Gigi Sgarbozza, sulla tua lavagna, Fabio Aru sale o scende dopo il Giro dei Paesi Baschi?

«È meglio non affrettare i giudizi. Ancora gli dò qualche possibilità che possa non essere magari il Fabio Aru degli anni d’oro, ma insomma di essere un po’ competitivo e di poter lottare per una vittoria di tappa. Altrimenti sarebbe veramente una grossa perdita per il ciclismo italiano, diamogli un po’ di tempo».

Ambizioni ridimensionate rispetto al passato?

«Alla luce di quello che abbiamo visto alle prime gare, probabilmente sì. Ma prima di dare un giudizio definitivo, vediamolo al Tour of the Alps e al Giro d’Italia: se dovesse fallire entrambi gli appuntamenti penso che sarà lui a dire addio al ciclismo. Non ci sono alternative dopo i due-tre anni che ha fatto».

Tour of the Alps e Giro d’Italia ultimi appelli.
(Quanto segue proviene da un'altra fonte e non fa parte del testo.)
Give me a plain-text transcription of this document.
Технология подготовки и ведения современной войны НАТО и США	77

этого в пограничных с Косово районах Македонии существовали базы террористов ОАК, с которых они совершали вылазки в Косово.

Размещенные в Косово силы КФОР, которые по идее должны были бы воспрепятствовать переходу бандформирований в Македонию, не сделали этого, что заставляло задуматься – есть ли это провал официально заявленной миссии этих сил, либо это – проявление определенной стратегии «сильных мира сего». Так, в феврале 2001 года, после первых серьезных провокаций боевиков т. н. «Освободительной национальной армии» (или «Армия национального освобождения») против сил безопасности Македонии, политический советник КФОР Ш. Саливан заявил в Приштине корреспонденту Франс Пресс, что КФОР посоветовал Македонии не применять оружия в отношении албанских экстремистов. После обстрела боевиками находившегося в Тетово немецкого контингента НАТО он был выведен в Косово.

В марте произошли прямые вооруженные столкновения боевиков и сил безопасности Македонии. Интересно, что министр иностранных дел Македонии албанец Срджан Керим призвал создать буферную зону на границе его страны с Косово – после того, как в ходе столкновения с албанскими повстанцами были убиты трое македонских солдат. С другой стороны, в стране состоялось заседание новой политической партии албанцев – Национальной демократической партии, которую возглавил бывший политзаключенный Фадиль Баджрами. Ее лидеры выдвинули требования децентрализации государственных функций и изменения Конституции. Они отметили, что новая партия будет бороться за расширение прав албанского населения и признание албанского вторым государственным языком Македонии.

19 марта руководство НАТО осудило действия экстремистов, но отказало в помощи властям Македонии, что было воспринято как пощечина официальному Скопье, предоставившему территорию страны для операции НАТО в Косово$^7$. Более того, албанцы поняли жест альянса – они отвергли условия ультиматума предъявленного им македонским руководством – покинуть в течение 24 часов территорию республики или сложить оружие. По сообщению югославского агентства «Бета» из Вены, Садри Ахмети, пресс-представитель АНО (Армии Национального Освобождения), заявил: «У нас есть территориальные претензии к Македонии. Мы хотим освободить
«Sì, altrimenti diventa una barzelletta. È passato troppo tempo. Uno può avere una crisi di un anno, sei mesi e poi l’anno dopo si riprende. Già gli appassionati di ciclismo hanno avuto tantissima attesa per Fabio Aru per quello che ci ha dato e non hanno voluto infierire sul grande corridore e sono stati comprensivi».

Il pubblico si è esaltato per le sue vittorie, soprattutto quella a La Planche des Belles Filles.

«Ha fatto presa sul grande pubblico perché tutte le volte che ha vinto, ha dato spettacolo. Sempre attaccante, l’ha fatto anche al Giro d’Italia contro Contador, vincendo due tappe spettacolose. Ha fatto un ciclismo che piace ai grandi appassionati. Finora c’è stata tutta la comprensione, ma adesso è finita. Vedere Aru arrivare a oltre dieci minuti, se dovesse ancora fallire, è meglio che lascia perdere».

Eppure qualche timido segnale di ripresa si è visto in Spagna.

«Penso che l’abbia voluto fare per un fatto d’immagine e per farsi vedere un po’. Perché ha fatto uno scatto, si era avvicinato tantissimo al gruppo dei migliori e nel momento in cui li ha agganciati dopo trecento metri si è ristaccato e ha ceduto di schianto».

Aru, secondo Gigi Sgarbozza, sarà un corridore ritrovato se al Giro d’Italia…

«È la corsa che gli dà più risalto. Basterebbe la vittoria di una tappa in salita e che si mantenga nei primi dieci posti in classifica e avrebbe speranza per la stagione. Se dovesse rivincere una tappa, arrivare nella Top Ten al Giro d’Italia troverà una grande squadra che punta su di lui. Perché in questa Qhubeka-Assos non ho capito granché: penso che non abbia nessuno a disposizione e non ha l’aiuto degli altri. Anche perché lui ha dimostrato di non essere mai in condizione per beneficiare del lavoro dei compagni e dei gregari».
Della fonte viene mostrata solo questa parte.